CALGARY – Canadian oil producers, hit hard by persistently low crude prices and a recent increase in the value of the loonie, could get a boost from a potential U.S. ban on oil imports from Venezuela.
U.S. President Donald Trump’s administration is reportedly considering a ban on Venezuelan crude as part of package of sanctions to punish president Nicolas Maduro desire to change the country’s constitution and crackdown on political dissent.
Analysts say Canadian heavy crude oil prices would improve if a ban on Venezuelan crude forced U.S. Gulf Coast refineries to the replace heavy volumes they source from the South American country. Western Canada Select, the heavy oil benchmark, was trading at $45.04, compared to $39.17 a year ago, according to data from the Petroleum Services Association website.
“The U.S. would have to find substitutes elsewhere,” GMP FirstEnergy analyst and commodity forecaster Martin King said. “If they did enact something like that, it would be undeniably a boost for Canadian heavy crude oil and you’d probably see that differential tighten up even more than it already has.”
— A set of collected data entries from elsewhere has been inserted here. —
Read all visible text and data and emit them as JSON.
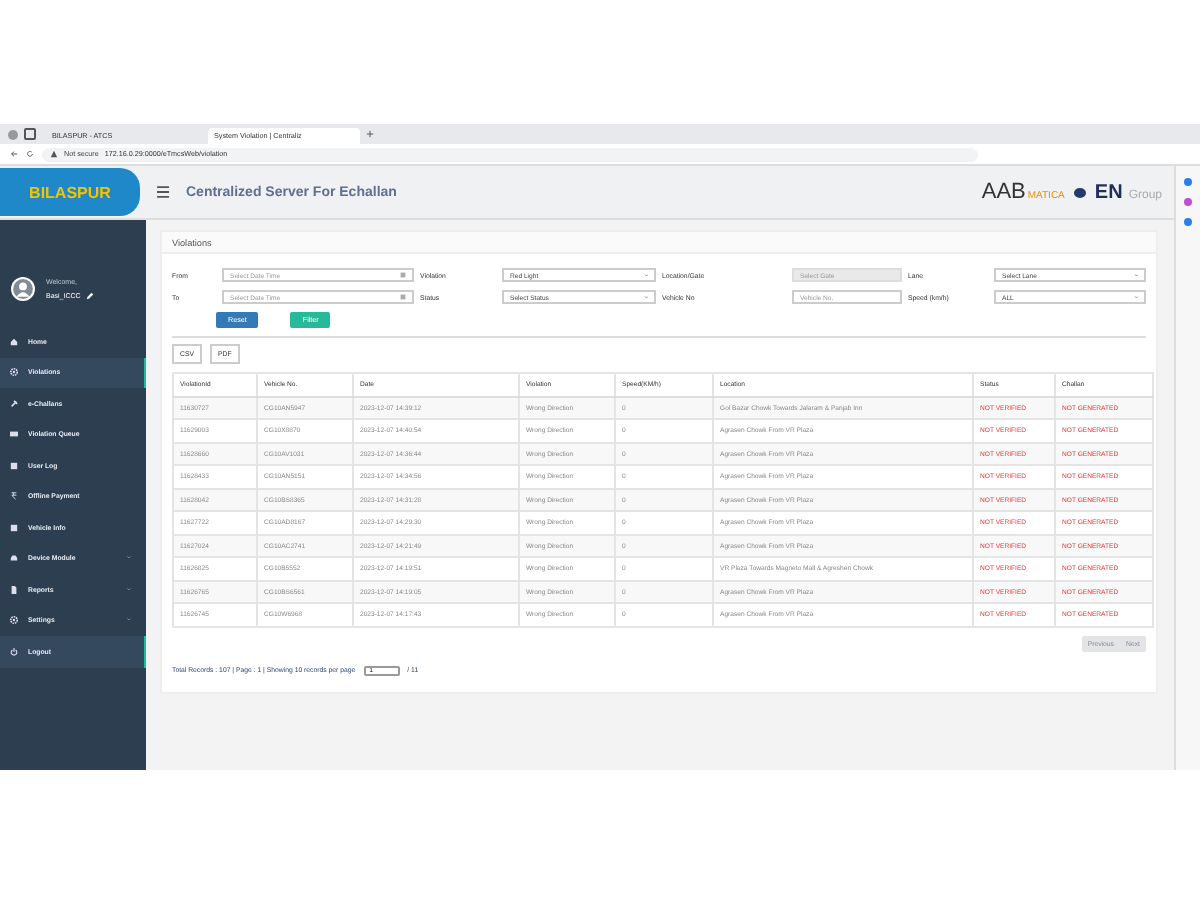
{
  "browser": {
    "tabs": [
      {
        "label": "BILASPUR - ATCS",
        "selected": false
      },
      {
        "label": "System Violation | Centraliz",
        "selected": true
      }
    ],
    "address": {
      "security": "Not secure",
      "url": "172.16.0.29:0000/eTmcsWeb/violation"
    }
  },
  "header": {
    "logo": "BILASPUR",
    "title": "Centralized Server For Echallan",
    "partner_logo": [
      "AAB",
      "MATICA",
      "EN",
      "Group"
    ]
  },
  "sidebar": {
    "welcome": "Welcome,",
    "user": "Basi_ICCC",
    "items": [
      {
        "label": "Home",
        "selected": false,
        "expandable": false
      },
      {
        "label": "Violations",
        "selected": true,
        "expandable": false
      },
      {
        "label": "e-Challans",
        "selected": false,
        "expandable": false
      },
      {
        "label": "Violation Queue",
        "selected": false,
        "expandable": false
      },
      {
        "label": "User Log",
        "selected": false,
        "expandable": false
      },
      {
        "label": "Offline Payment",
        "selected": false,
        "expandable": false
      },
      {
        "label": "Vehicle Info",
        "selected": false,
        "expandable": false
      },
      {
        "label": "Device Module",
        "selected": false,
        "expandable": true
      },
      {
        "label": "Reports",
        "selected": false,
        "expandable": true
      },
      {
        "label": "Settings",
        "selected": false,
        "expandable": true
      },
      {
        "label": "Logout",
        "selected": true,
        "expandable": false
      }
    ]
  },
  "page": {
    "title": "Violations",
    "filters": [
      {
        "label": "From",
        "kind": "date",
        "placeholder": "Select Date Time"
      },
      {
        "label": "Violation",
        "kind": "select",
        "value": "Red Light"
      },
      {
        "label": "Location/Gate",
        "kind": "disabled",
        "placeholder": "Select Gate"
      },
      {
        "label": "Lane",
        "kind": "select",
        "value": "Select Lane"
      },
      {
        "label": "To",
        "kind": "date",
        "placeholder": "Select Date Time"
      },
      {
        "label": "Status",
        "kind": "select",
        "value": "Select Status"
      },
      {
        "label": "Vehicle No",
        "kind": "text",
        "placeholder": "Vehicle No."
      },
      {
        "label": "Speed (km/h)",
        "kind": "select",
        "value": "ALL"
      }
    ],
    "buttons": [
      "Reset",
      "Filter"
    ],
    "exports": [
      "CSV",
      "PDF"
    ],
    "table": {
      "columns": [
        "ViolationId",
        "Vehicle No.",
        "Date",
        "Violation",
        "Speed(KM/h)",
        "Location",
        "Status",
        "Challan"
      ],
      "rows": [
        [
          "11630727",
          "CG10AN5947",
          "2023-12-07 14:39:12",
          "Wrong Direction",
          "0",
          "Gol Bazar Chowk Towards Jalaram & Panjab Inn",
          "NOT VERIFIED",
          "NOT GENERATED"
        ],
        [
          "11629003",
          "CG10X8870",
          "2023-12-07 14:40:54",
          "Wrong Direction",
          "0",
          "Agrasen Chowk From VR Plaza",
          "NOT VERIFIED",
          "NOT GENERATED"
        ],
        [
          "11628660",
          "CG10AV1031",
          "2023-12-07 14:36:44",
          "Wrong Direction",
          "0",
          "Agrasen Chowk From VR Plaza",
          "NOT VERIFIED",
          "NOT GENERATED"
        ],
        [
          "11628433",
          "CG10AN5151",
          "2023-12-07 14:34:56",
          "Wrong Direction",
          "0",
          "Agrasen Chowk From VR Plaza",
          "NOT VERIFIED",
          "NOT GENERATED"
        ],
        [
          "11628042",
          "CG10BS8365",
          "2023-12-07 14:31:28",
          "Wrong Direction",
          "0",
          "Agrasen Chowk From VR Plaza",
          "NOT VERIFIED",
          "NOT GENERATED"
        ],
        [
          "11627722",
          "CG10AD8167",
          "2023-12-07 14:29:30",
          "Wrong Direction",
          "0",
          "Agrasen Chowk From VR Plaza",
          "NOT VERIFIED",
          "NOT GENERATED"
        ],
        [
          "11627024",
          "CG10AC2741",
          "2023-12-07 14:21:49",
          "Wrong Direction",
          "0",
          "Agrasen Chowk From VR Plaza",
          "NOT VERIFIED",
          "NOT GENERATED"
        ],
        [
          "11626825",
          "CG10B5552",
          "2023-12-07 14:19:51",
          "Wrong Direction",
          "0",
          "VR Plaza Towards Magneto Mall & Agreshen Chowk",
          "NOT VERIFIED",
          "NOT GENERATED"
        ],
        [
          "11626765",
          "CG10BS6561",
          "2023-12-07 14:19:05",
          "Wrong Direction",
          "0",
          "Agrasen Chowk From VR Plaza",
          "NOT VERIFIED",
          "NOT GENERATED"
        ],
        [
          "11626745",
          "CG10W6968",
          "2023-12-07 14:17:43",
          "Wrong Direction",
          "0",
          "Agrasen Chowk From VR Plaza",
          "NOT VERIFIED",
          "NOT GENERATED"
        ]
      ]
    },
    "pager": {
      "buttons": [
        "Previous",
        "Next"
      ],
      "summary": "Total Records : 107 | Page : 1 | Showing 10 records per page",
      "page": "1",
      "of": "/ 11"
    }
  }
}
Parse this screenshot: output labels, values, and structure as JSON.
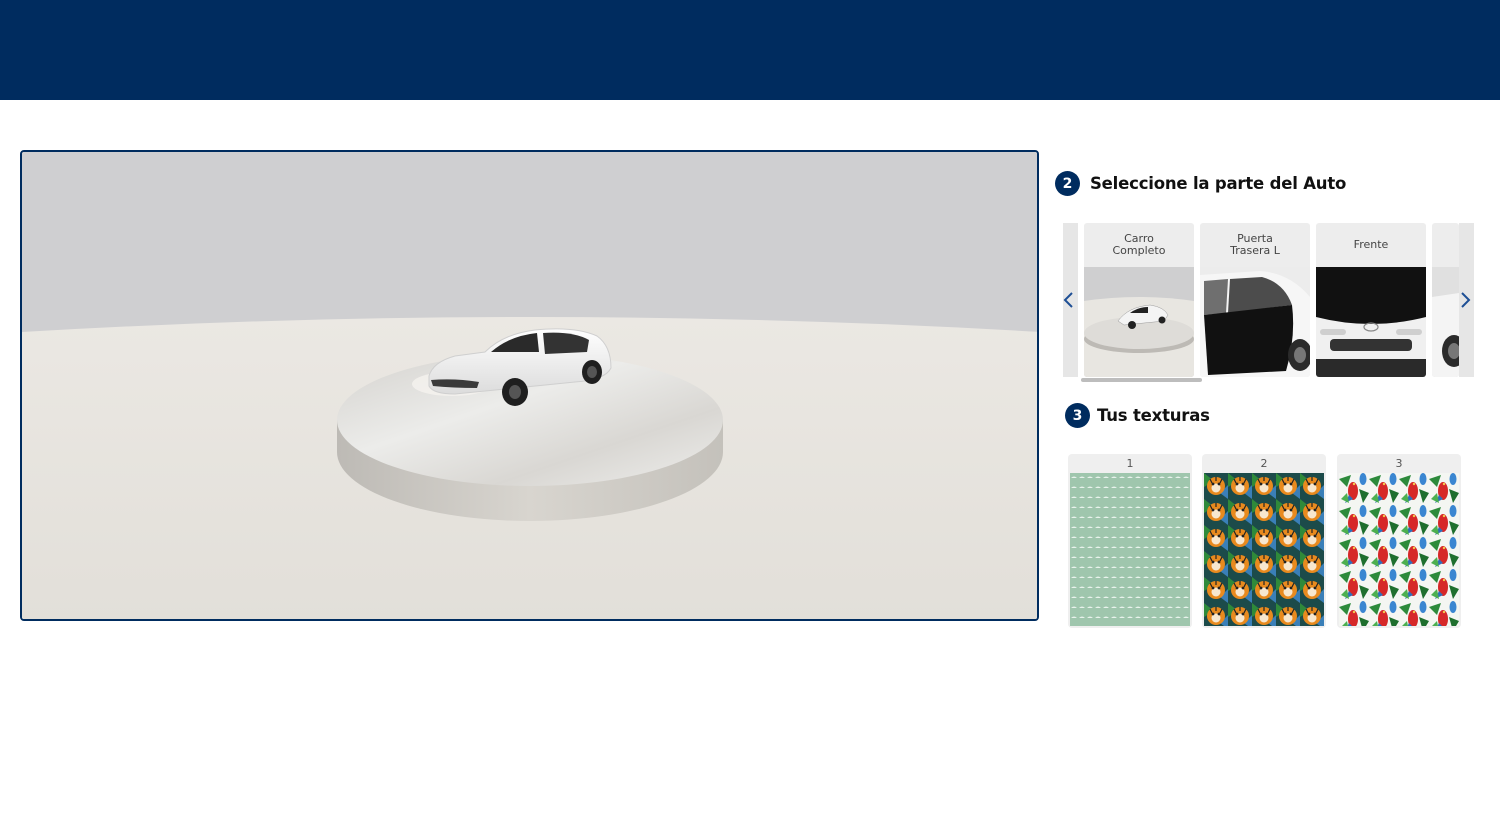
{
  "header": {
    "brand_color": "#002c5f"
  },
  "viewer": {
    "scene": "3d-car-turntable"
  },
  "step2": {
    "number": "2",
    "title": "Seleccione la parte del Auto"
  },
  "parts": {
    "items": [
      {
        "label": "Carro Completo",
        "selected": true
      },
      {
        "label": "Puerta Trasera L",
        "selected": false
      },
      {
        "label": "Frente",
        "selected": false
      }
    ],
    "prev_icon": "chevron-left-icon",
    "next_icon": "chevron-right-icon"
  },
  "step3": {
    "number": "3",
    "title": "Tus texturas"
  },
  "textures": [
    {
      "number": "1",
      "pattern": "mint-dots"
    },
    {
      "number": "2",
      "pattern": "tigers-jungle"
    },
    {
      "number": "3",
      "pattern": "parrots-jungle"
    }
  ]
}
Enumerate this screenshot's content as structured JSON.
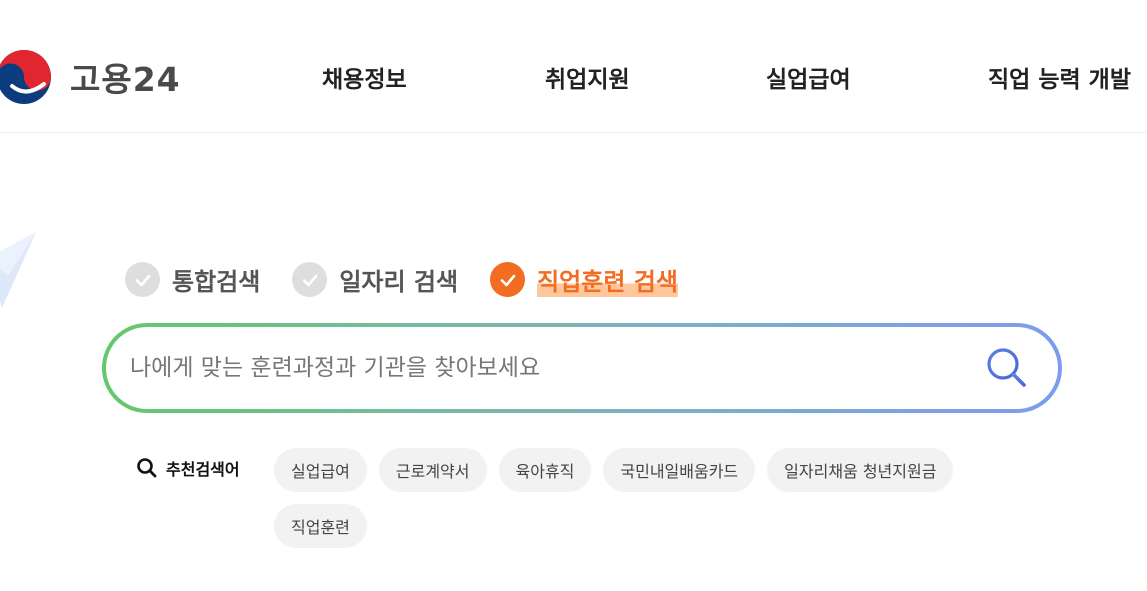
{
  "header": {
    "logo_text": "고용24",
    "nav": [
      "채용정보",
      "취업지원",
      "실업급여",
      "직업 능력 개발"
    ]
  },
  "search_tabs": [
    {
      "label": "통합검색",
      "active": false
    },
    {
      "label": "일자리 검색",
      "active": false
    },
    {
      "label": "직업훈련 검색",
      "active": true
    }
  ],
  "search": {
    "placeholder": "나에게 맞는 훈련과정과 기관을 찾아보세요",
    "value": ""
  },
  "recommended": {
    "label": "추천검색어",
    "keywords": [
      "실업급여",
      "근로계약서",
      "육아휴직",
      "국민내일배움카드",
      "일자리채움 청년지원금",
      "직업훈련"
    ]
  },
  "colors": {
    "accent": "#f26c22",
    "gradient_start": "#62c86c",
    "gradient_end": "#7b9cf0",
    "chip_bg": "#f2f2f2"
  },
  "icons": {
    "logo": "taegeuk-logo-icon",
    "tab_check": "check-icon",
    "search": "search-icon",
    "decoration": "paper-plane-icon"
  }
}
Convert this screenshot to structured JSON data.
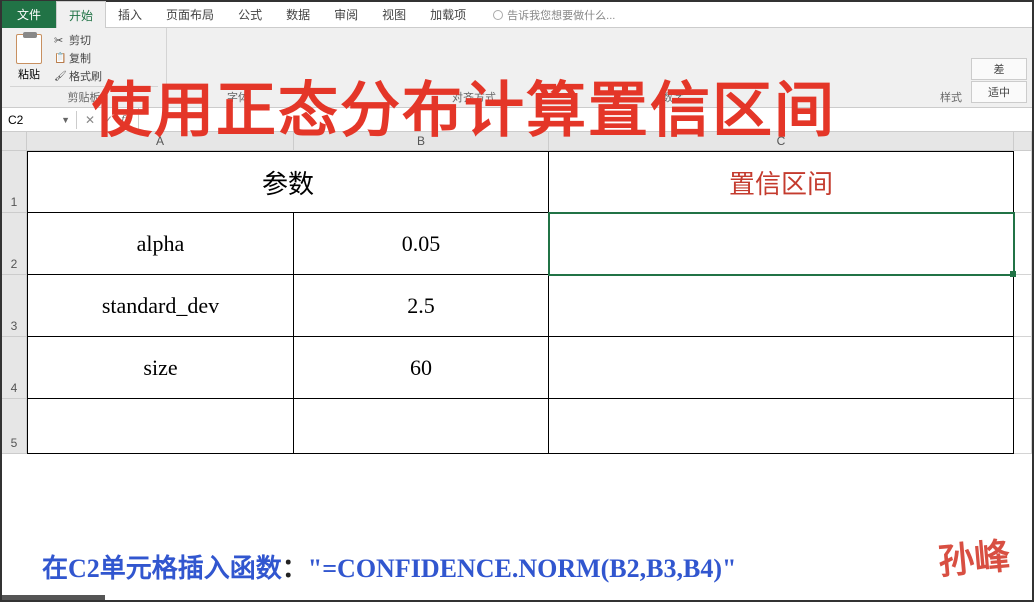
{
  "tabs": {
    "file": "文件",
    "home": "开始",
    "insert": "插入",
    "layout": "页面布局",
    "formula": "公式",
    "data": "数据",
    "review": "审阅",
    "view": "视图",
    "addins": "加载项",
    "tell_me": "告诉我您想要做什么..."
  },
  "ribbon": {
    "paste": "粘贴",
    "cut": "剪切",
    "copy": "复制",
    "format_painter": "格式刷",
    "clipboard": "剪贴板",
    "font": "字体",
    "alignment": "对齐方式",
    "number": "数字",
    "styles": "样式",
    "bad": "差",
    "neutral": "适中"
  },
  "overlay_title": "使用正态分布计算置信区间",
  "name_box": "C2",
  "columns": {
    "a": "A",
    "b": "B",
    "c": "C"
  },
  "rows": {
    "r1": "1",
    "r2": "2",
    "r3": "3",
    "r4": "4",
    "r5": "5"
  },
  "table": {
    "header_params": "参数",
    "header_ci": "置信区间",
    "rows": [
      {
        "label": "alpha",
        "value": "0.05"
      },
      {
        "label": "standard_dev",
        "value": "2.5"
      },
      {
        "label": "size",
        "value": "60"
      }
    ]
  },
  "instruction": {
    "prefix": "在C2单元格插入函数",
    "colon": "：",
    "formula": "\"=CONFIDENCE.NORM(B2,B3,B4)\""
  },
  "watermark": "孙峰"
}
King said there would be an impact on pricing for Canadian heavy oil blends should the U.S. impose a ban on Venezuela’s barrels but since Canadian export pipelines to the U.S. are close to full, it would be difficult for domestic producers to ship enough crude to offset the loss of Venezuelan supplies.
The U.S. imported 673,000 barrels of oil per day from Venezuela in June, according to data from the U.S. Energy Information Administration, compared to 741,000 bpd on average last year. The South American country is a member of the Organization of the Petroleum Exporting Countries and has been on the verge of bankruptcy since crude oil prices collapsed in 2014.
“It’s quite a sizeable chunk,” IHS Markit’s director of Canadian oil sands dialogue Kevin Birn said of Venezuela’s share of the roughly 3-million-bpd market for heavy oil refining on the U.S. Gulf Coast.
A ban on Venezuelan blends would be damaging for the South American country and would also boost prospects for Canadian and Mexican heavy oil barrels that compete against Venezuela at certain U.S. refineries, Birn said.
CIBC World Markets analyst Jon Morrison says Venezuela has been in a tough spot for decades, but the last 12 to 18 months have been incredibly challenging.
“You’ve seen heavy oil production (there) decline by about 600,000 barrels per day as there hasn’t been enough activity there to support the growth aspirations that they have.”
Morrison said a change in sanctions against Venezuela aimed at the country’s oil exports would have a big impact on U.S. refineries, which use Venezuelan, Mexican and Canadian heavy crude as blending agents for light oil produced in the U.S., but the Canadian oilpatch has its own capacity woes to contend with.
“It’s going to be structurally challenging for Canadian exports to increase in a material way, but it will tighten up the differentials,” Morrison said, referring to the discounts, or differentials, that Canadian producers accept for their heavy oil in the U.S.
Scotiabank commodity economist Rory Johnston said the differential between West Texas Intermediate benchmark oil prices and Western Canada Select, a price for domestic heavy oil blends, has shrunk from US$16 per barrel earlier this year to US$10 recently.
Johnston said the differential could shrink another US$3 to US$4 per barrel if sanctions on Venezuelan crude were imposed quickly and U.S. refineries had to work quickly to replace their feed stocks or cut their output.
According to the U.S. Department of Energy, the U.S. imported 3.2 million bpd from Canada in June, down from a high of 3.5 million bpd in January.